Modeling the spectrum of the 2ν2 and ν4 states of ammonia to experimental accuracy.

The vibrational spectrum of ammonia has received an enormous amount of attention due to its potential prevalence in hot exo-planet atmospheres and persistent challenges in assigning and modeling highly excited and often highly perturbed states. Effective Hamiltonian models face challenges due to strong coupling between the large amplitude inversion and the other small amplitude vibrations. To date, only the ground and ν2 positions could be modeled to experimental accuracy using effective Hamiltonians. Several previous attempts to analyze the 2ν2 and ν4 energy levels failed to model both the microwave and infrared transitions to experimental accuracy.
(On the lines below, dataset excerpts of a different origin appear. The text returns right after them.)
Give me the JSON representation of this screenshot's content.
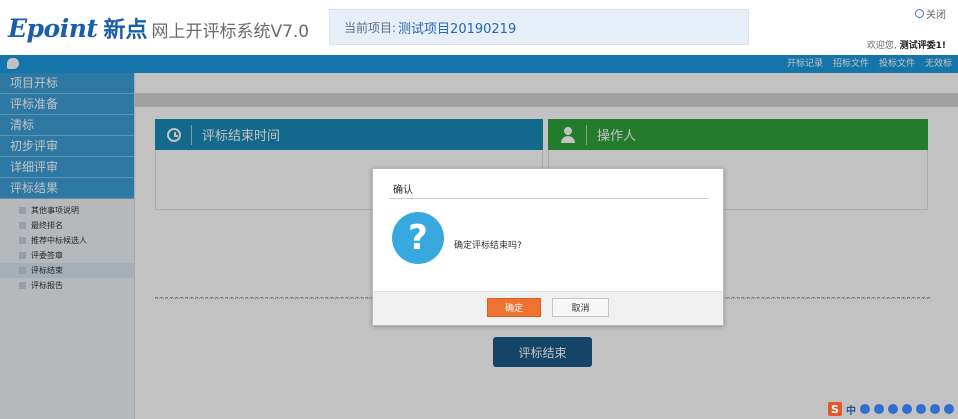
{
  "header": {
    "logo_brand": "Epoint",
    "logo_name": "新点",
    "logo_system": "网上开评标系统V7.0",
    "project_label": "当前项目:",
    "project_name": "测试项目20190219",
    "close_label": "关闭",
    "welcome_prefix": "欢迎您,",
    "welcome_user": "测试评委1!"
  },
  "topbar": {
    "links": [
      "开标记录",
      "招标文件",
      "投标文件",
      "无效标"
    ]
  },
  "sidebar": {
    "items": [
      {
        "label": "项目开标"
      },
      {
        "label": "评标准备"
      },
      {
        "label": "清标"
      },
      {
        "label": "初步评审"
      },
      {
        "label": "详细评审"
      },
      {
        "label": "评标结果"
      }
    ],
    "subitems": [
      {
        "label": "其他事项说明"
      },
      {
        "label": "最终排名"
      },
      {
        "label": "推荐中标候选人"
      },
      {
        "label": "评委签章"
      },
      {
        "label": "评标结束"
      },
      {
        "label": "评标报告"
      }
    ]
  },
  "main": {
    "panel_left_title": "评标结束时间",
    "panel_right_title": "操作人",
    "end_button": "评标结束"
  },
  "dialog": {
    "title": "确认",
    "icon_glyph": "?",
    "message": "确定评标结束吗?",
    "ok_label": "确定",
    "cancel_label": "取消"
  },
  "ime": {
    "logo": "S",
    "mode": "中"
  },
  "colors": {
    "brand_blue": "#1a5fa8",
    "topbar_blue": "#1b9ae0",
    "sidebar_item": "#3c9fd8",
    "panel_teal": "#1a8bb9",
    "panel_green": "#2da43b",
    "end_button": "#1c5a8b",
    "confirm_orange": "#ee7333",
    "question_blue": "#38a9df"
  }
}
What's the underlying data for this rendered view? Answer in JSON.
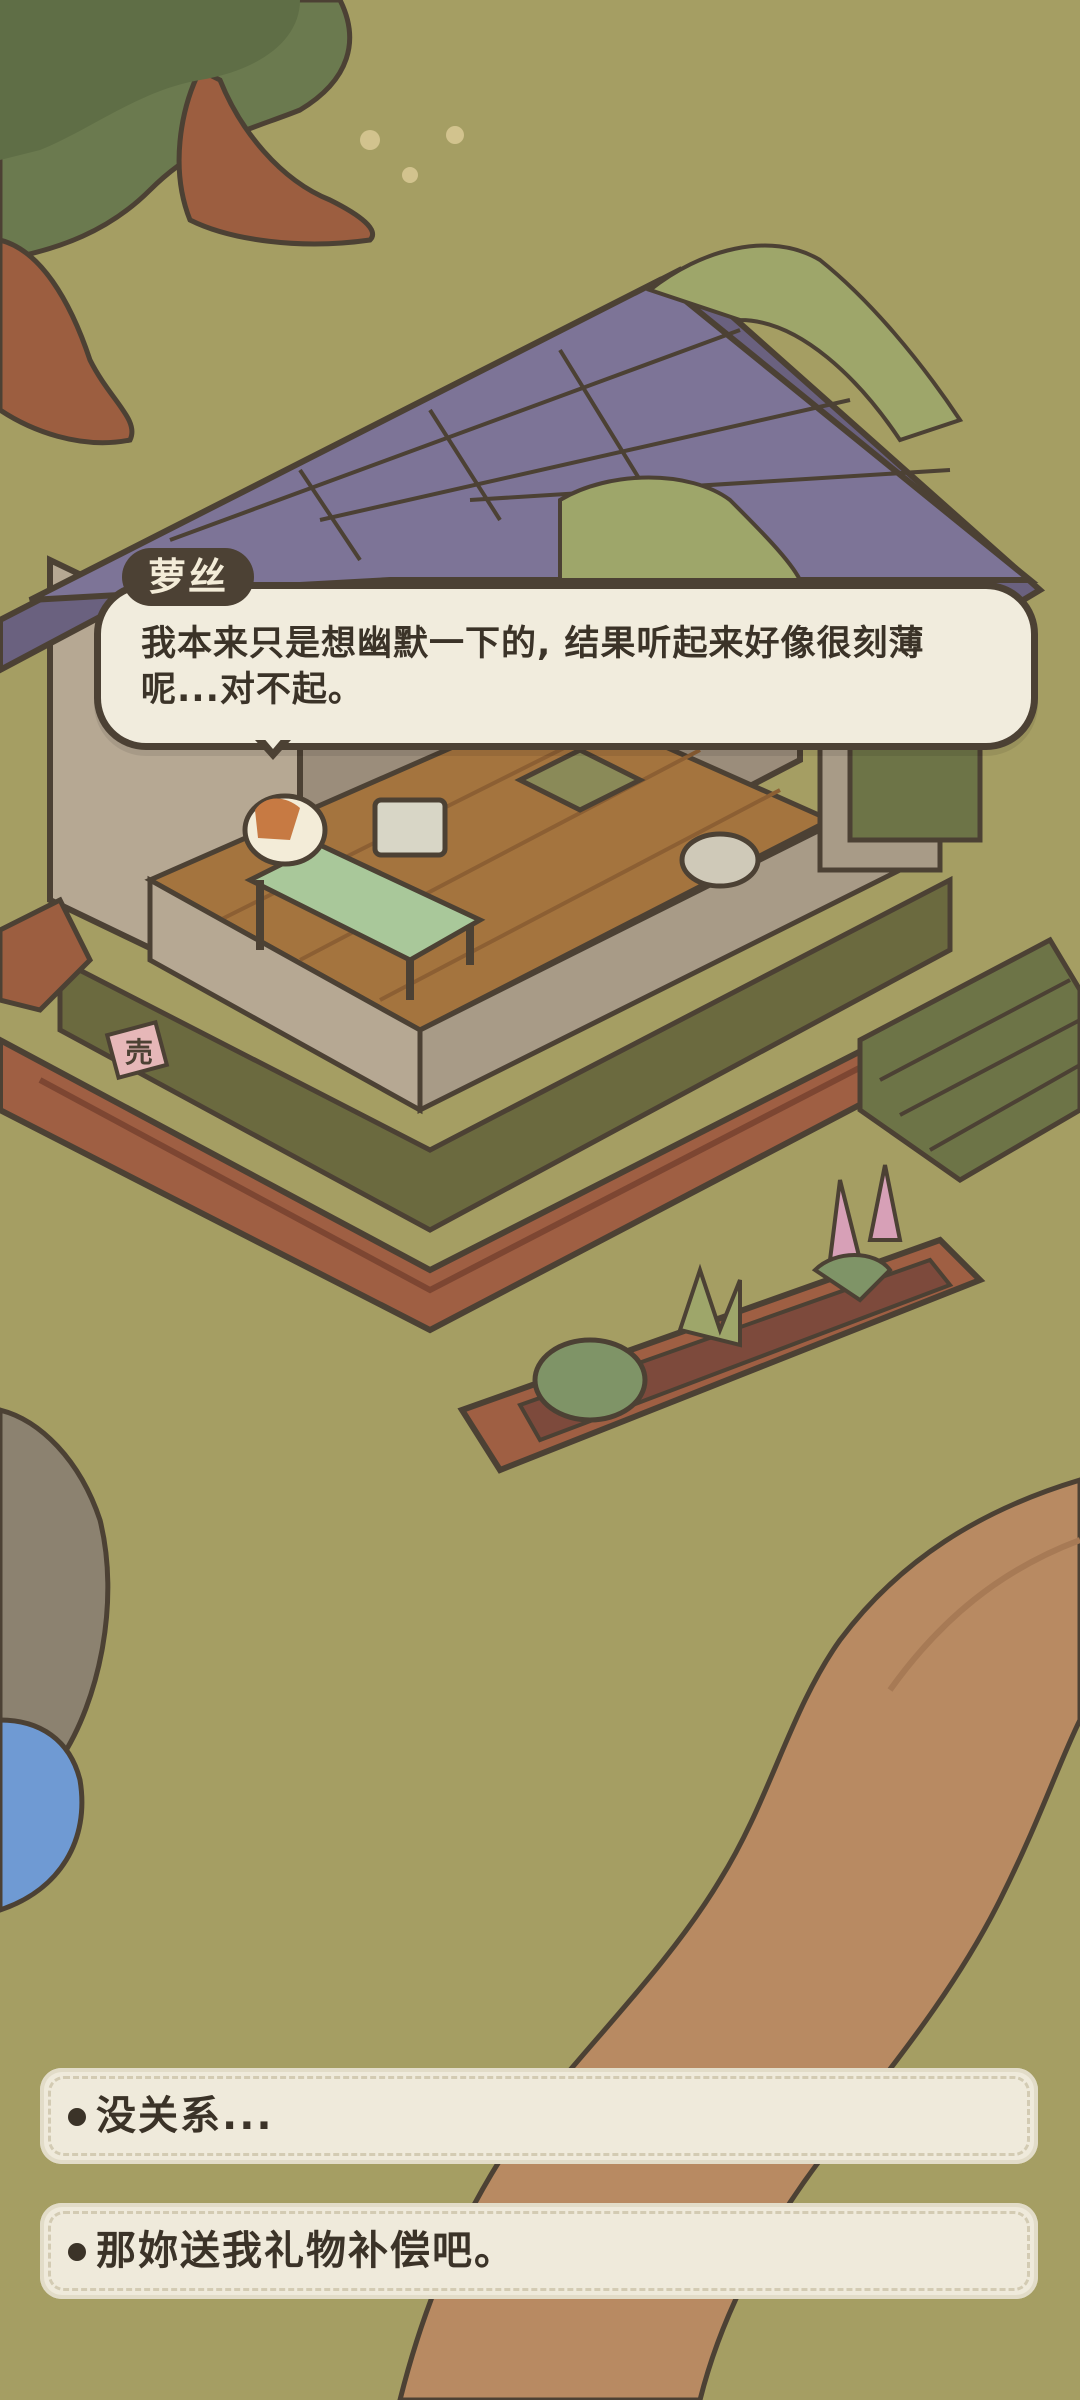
{
  "dialogue": {
    "speaker": "萝丝",
    "line1": "我本来只是想幽默一下的, 结果听起来好像很刻薄",
    "line2": "呢...对不起。"
  },
  "choices": [
    {
      "label": "没关系..."
    },
    {
      "label": "那妳送我礼物补偿吧。"
    }
  ],
  "scene": {
    "sign_text": "売"
  },
  "colors": {
    "grass": "#a59e63",
    "path": "#b88a62",
    "roof": "#7d7497",
    "bubble_bg": "#f1ecdd",
    "outline": "#4c4134"
  }
}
In this work, we performed extensive experimental measurements and data analysis for the 2ν2 and ν4 inversion-rotation and vibrational transitions. We measured 159 new transition frequencies with microwave precision and assigned 1680 new ones from existing Fourier transform spectra recorded in Synchrotron SOLEIL. The newly assigned data significantly expand the range of assigned quantum numbers; combined with all the previously published high-resolution data, the 2ν2 and ν4 states are reproduced to experimental accuracy using a global model described here. Achieving experimental accuracy required inclusion of a number of terms in the effective Hamiltonian that were neglected in previous work. These terms have also been neglected in the analysis of states higher than 2ν2 and ν4 suggesting that the inversion-rotation-vibration spectrum of ammonia may be far more tractable to effective Hamiltonians than previously believed.